Metroid Prime 4 : Beyond est une merveille technique et un cauchemar de conception de jeux

Metroid Prime 4 a trébuché à plusieurs reprises avant d'être complètement abandonné et redémarré au cours de la décennie qu'il a fallu pour le réaliser. Bien qu'il ait retrouvé le chemin de Retro Studios, l'équipe à l'origine de la trilogie originale, les cicatrices de ce développement long et troublé sont claires.

Malgré une superbe direction artistique, des graphismes et une conception sonore, Metroid Prime 4 est un jeu déroutant à jouer. Il se concentre trop sur l’action au lieu de résoudre des énigmes et d’explorer. Il y a des personnages secondaires ennuyeux qui ne vous laisseront pas tranquille. Son monde désolé manque de personnalité.

Le résultat est un jeu qui semble antithétique à l’ambiance soigneusement organisée qui fait fonctionner cette série : et l’un des jeux Metroid les plus faibles de ces dernières années.

Tout cela est frustrant car Metroid Prime 4 est une merveille technique. J'ai joué principalement sur le mode portable de la Nintendo Switch 2. J'ai basculé entre deux modes graphiques : une option de résolution plus élevée qui fonctionne à 60 FPS et une option 120 FPS qui fonctionne à 720p. Les couleurs éclatent, la lumière danse sur les surfaces, les particules dérivent et les voix de chœur se superposent aux paysages sonores ambiants. Ce que Nintendo a fait ici est un modèle dont le reste de l’industrie doit prendre note. Le grand art et la musique devraient avoir la priorité sur les « innovations » graphiques inutilement taxantes.

Mais c’est un jeu, pas seulement une chose qui attire l’attention. Cela commence de manière agressive et linéaire, vous jetant des vagues d’ennemis. Dans l'un des premiers domaines majeurs – tout comme vous gagnerez une certaine liberté – le jeu vous demande de suivre un didacticiel de 20 minutes sur la façon d'utiliser la moto de Samus (appelée Vi-O-La, entre autres). Lorsque le jeu s'ouvre enfin, son monde désertique ajoute une tradition à moitié cuite, mais rend encore plus ennuyeux la revisitation des zones passées. Ce choix rend en fait le jeu moins connecté et moins expansif que les entrées précédentes.

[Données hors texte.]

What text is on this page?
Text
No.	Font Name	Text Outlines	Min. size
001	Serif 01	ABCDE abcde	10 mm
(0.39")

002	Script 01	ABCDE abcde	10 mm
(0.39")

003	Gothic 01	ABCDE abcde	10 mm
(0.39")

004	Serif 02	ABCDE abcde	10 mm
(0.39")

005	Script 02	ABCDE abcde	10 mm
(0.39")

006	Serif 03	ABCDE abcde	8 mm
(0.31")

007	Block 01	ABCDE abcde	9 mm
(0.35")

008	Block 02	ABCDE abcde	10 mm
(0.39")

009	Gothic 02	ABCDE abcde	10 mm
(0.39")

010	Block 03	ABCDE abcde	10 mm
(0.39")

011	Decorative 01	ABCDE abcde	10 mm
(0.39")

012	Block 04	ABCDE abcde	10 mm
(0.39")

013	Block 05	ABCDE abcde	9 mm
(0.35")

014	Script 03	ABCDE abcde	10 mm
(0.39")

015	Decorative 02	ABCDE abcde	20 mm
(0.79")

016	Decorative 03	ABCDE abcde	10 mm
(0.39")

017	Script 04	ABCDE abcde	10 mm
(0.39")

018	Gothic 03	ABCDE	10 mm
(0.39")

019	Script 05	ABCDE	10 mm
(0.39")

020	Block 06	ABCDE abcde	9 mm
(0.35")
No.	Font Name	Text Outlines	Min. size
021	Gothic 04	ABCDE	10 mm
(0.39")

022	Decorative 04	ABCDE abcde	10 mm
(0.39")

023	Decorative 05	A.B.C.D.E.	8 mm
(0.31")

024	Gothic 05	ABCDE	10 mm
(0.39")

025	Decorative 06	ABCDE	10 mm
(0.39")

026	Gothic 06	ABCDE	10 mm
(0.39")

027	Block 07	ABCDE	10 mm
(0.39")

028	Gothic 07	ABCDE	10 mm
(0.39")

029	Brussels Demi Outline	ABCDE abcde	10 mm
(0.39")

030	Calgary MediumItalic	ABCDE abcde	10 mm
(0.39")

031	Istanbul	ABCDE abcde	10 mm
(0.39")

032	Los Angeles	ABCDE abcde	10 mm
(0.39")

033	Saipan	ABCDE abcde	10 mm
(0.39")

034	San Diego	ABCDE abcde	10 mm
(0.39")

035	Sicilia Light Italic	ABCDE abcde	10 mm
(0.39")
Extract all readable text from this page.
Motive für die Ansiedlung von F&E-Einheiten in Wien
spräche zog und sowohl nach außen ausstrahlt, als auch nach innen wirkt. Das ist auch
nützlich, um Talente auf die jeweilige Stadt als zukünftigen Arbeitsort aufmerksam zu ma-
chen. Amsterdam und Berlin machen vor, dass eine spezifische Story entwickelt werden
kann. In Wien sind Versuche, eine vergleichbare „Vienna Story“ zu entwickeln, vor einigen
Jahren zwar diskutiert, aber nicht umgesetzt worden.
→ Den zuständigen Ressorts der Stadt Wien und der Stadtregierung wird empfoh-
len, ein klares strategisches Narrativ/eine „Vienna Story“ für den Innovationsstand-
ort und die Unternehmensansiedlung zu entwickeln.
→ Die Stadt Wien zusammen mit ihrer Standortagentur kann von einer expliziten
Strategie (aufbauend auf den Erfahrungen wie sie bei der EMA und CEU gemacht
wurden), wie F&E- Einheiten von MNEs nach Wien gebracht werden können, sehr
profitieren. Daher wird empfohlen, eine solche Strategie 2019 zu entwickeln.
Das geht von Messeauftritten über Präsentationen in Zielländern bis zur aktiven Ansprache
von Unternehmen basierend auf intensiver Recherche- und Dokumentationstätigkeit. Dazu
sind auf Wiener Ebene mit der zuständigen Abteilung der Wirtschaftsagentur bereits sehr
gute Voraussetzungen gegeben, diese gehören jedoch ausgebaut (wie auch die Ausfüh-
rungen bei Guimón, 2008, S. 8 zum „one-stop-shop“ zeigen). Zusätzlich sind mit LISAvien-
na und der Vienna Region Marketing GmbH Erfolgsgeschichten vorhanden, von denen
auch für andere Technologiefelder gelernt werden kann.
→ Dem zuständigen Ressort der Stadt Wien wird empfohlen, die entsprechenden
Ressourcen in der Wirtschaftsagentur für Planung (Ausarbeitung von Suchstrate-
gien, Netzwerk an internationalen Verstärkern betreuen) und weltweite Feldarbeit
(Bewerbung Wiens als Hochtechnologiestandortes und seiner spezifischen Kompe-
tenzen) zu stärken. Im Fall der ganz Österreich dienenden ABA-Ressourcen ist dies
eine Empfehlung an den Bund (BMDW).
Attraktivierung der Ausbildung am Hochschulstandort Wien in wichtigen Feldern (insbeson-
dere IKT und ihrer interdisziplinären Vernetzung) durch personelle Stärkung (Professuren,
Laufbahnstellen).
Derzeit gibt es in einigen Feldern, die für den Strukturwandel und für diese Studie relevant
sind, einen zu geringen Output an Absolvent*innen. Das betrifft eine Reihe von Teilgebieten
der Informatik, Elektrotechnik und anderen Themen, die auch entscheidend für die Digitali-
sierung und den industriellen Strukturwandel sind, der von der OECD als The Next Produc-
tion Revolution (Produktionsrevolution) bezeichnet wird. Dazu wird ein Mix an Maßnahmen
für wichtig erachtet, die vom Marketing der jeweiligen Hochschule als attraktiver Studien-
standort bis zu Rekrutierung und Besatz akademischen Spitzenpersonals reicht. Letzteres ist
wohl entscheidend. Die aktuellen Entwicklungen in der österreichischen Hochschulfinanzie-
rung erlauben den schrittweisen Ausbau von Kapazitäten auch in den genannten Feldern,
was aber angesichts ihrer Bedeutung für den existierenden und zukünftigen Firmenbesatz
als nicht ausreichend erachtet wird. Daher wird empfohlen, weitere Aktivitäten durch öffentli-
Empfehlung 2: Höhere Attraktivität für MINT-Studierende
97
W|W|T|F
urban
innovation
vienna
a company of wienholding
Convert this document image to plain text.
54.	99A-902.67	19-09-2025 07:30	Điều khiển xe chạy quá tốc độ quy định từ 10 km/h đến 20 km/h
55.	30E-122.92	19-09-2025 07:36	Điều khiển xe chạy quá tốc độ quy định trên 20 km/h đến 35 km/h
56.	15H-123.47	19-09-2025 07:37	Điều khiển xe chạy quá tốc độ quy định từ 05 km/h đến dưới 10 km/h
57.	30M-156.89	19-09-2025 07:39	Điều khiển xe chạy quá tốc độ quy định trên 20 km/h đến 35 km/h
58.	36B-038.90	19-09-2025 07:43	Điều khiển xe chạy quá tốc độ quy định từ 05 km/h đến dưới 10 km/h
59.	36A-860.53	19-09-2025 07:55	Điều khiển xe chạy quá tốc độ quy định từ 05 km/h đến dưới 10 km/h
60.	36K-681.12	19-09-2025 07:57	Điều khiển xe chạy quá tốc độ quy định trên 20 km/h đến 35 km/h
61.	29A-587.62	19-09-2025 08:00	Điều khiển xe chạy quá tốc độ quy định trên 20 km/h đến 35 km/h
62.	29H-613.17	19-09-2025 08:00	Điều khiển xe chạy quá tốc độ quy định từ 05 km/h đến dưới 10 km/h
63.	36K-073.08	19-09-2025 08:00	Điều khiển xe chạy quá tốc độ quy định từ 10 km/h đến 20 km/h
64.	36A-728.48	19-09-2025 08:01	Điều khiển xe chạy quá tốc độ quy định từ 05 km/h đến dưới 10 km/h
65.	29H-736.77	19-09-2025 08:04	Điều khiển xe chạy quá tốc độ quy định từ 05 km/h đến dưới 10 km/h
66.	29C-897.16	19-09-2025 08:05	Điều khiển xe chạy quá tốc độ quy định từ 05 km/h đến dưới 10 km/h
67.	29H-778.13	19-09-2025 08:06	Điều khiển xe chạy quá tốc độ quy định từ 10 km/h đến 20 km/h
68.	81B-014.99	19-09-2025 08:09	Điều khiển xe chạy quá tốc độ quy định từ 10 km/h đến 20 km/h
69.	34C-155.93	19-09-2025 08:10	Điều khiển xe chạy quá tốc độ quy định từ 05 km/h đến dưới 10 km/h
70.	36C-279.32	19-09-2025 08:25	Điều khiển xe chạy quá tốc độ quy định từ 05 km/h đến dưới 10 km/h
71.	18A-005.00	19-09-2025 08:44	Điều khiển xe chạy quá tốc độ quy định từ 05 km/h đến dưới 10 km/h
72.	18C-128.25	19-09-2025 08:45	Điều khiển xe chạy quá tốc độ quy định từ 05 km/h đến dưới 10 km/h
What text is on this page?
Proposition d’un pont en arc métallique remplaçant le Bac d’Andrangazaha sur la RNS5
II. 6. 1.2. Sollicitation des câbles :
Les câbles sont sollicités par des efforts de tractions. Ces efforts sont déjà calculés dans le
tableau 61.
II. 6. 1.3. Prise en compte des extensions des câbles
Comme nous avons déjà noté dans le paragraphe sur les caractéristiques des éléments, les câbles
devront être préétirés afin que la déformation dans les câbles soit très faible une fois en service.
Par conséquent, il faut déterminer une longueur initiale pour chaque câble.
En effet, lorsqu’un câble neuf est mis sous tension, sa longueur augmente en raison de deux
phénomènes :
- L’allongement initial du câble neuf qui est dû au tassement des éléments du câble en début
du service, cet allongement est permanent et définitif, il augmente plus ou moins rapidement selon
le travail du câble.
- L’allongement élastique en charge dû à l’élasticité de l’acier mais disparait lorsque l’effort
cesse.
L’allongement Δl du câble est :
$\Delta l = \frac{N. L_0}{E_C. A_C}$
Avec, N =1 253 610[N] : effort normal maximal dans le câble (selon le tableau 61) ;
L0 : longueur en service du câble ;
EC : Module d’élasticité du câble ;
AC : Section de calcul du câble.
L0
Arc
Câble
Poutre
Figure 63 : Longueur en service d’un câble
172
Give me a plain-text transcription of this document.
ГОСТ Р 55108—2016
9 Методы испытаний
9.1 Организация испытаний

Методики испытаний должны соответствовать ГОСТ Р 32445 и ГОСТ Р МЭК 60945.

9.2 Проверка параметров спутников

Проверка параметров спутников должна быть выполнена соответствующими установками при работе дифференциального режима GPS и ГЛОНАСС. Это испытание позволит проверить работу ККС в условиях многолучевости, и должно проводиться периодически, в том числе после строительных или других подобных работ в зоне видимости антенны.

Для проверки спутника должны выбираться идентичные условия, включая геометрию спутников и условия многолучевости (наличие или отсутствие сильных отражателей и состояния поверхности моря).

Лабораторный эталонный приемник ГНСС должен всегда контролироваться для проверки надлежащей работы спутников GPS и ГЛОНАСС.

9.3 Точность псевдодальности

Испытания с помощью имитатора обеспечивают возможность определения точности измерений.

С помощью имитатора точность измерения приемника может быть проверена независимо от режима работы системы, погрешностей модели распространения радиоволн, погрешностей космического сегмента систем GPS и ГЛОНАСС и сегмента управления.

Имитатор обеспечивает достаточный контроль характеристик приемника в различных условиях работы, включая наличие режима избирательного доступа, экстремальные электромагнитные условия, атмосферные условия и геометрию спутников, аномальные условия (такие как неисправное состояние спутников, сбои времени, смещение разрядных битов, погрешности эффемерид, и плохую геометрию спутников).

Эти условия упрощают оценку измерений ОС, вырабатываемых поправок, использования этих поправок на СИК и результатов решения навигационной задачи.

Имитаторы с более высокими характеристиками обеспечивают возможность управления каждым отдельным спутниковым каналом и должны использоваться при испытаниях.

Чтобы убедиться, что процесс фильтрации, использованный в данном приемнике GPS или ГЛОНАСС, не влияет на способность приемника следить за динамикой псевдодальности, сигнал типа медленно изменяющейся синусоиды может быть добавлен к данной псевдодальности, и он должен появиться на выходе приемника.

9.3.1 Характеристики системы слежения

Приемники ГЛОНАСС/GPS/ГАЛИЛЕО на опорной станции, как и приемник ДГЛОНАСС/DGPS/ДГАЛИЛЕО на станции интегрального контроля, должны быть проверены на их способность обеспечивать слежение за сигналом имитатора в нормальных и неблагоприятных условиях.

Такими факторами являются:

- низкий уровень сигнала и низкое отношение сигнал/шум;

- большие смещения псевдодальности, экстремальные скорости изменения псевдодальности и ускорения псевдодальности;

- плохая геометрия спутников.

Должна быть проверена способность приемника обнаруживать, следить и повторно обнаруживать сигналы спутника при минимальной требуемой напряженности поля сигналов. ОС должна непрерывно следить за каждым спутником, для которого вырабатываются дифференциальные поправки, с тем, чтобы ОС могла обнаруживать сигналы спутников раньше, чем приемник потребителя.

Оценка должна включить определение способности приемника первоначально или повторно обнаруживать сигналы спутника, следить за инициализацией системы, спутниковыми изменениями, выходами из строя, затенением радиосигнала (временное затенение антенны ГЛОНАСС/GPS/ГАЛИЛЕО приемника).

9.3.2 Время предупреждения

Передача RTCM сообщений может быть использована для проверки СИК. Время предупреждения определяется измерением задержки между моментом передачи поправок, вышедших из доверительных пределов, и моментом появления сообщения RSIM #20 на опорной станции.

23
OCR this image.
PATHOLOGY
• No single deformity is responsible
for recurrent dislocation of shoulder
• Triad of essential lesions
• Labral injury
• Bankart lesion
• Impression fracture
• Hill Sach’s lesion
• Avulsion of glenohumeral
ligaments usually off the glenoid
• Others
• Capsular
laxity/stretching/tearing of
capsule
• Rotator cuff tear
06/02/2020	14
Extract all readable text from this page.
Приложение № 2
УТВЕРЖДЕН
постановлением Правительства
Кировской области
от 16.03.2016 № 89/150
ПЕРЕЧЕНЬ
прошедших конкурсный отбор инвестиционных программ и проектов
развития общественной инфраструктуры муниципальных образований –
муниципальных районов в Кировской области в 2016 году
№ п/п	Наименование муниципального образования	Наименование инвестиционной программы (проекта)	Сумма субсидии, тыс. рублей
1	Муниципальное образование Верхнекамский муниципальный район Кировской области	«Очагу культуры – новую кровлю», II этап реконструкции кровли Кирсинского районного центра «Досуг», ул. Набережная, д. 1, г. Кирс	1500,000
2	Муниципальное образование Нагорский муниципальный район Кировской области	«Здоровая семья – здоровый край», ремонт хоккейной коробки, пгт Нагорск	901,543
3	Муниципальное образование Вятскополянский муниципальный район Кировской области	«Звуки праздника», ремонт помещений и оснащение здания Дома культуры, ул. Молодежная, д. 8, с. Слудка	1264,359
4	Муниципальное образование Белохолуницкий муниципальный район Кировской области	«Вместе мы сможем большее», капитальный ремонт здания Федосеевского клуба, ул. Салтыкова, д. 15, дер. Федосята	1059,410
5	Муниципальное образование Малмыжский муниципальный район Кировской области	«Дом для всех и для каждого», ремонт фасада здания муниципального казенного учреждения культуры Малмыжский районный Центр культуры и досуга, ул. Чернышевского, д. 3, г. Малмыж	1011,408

Beaucoup d’encre a déjà coulé Myles Mackenzie – l'ingénieur de la Fédération Galactique qui parle avec d'interminables plaisanteries à la Joss Whedon. À ma grande surprise, c'est bien pire que prévu. Ce n'est que le début. Il y a toutes sortes de Myles Mackenzies dans Metroid Prime 4, et ils sont tous ennuyeux de différentes manières.

La seule chose que ces acolytes ont tous en commun est une expression agape de crainte et de perplexité à l'idée de rencontrer Samus, quel que soit le degré où leur vie est en danger. « Est-ce un NOUVEAU COSTUME ? » s'exclame un compagnon. « LE célèbre chasseur de primes Samus Aran ? » dit un autre. C'est grinçant la première fois et exaspérant la troisième ou la quatrième.

Metroid Prime 4 finit par tomber en territoire familier dans sa section médiane. Dans ses meilleurs moments, cela finit par gratter la nostalgie d'un fan. Il contient des séquences de combat sympas, des moments d'énigmes a-ha et, bien sûr, les joies simples de revisiter des zones passées à la recherche de chars d'énergie et de missiles.

Mais les jeux Nintendo se sentent rarement aussi sans direction et dispersés, et rien que pour ses heures d'ouverture fastidieuses, ce jeu est difficile à recommander. Fans de Metroid, aventurez-vous prudemment.

Tous les autres? Il vaut probablement mieux rester à l'écart.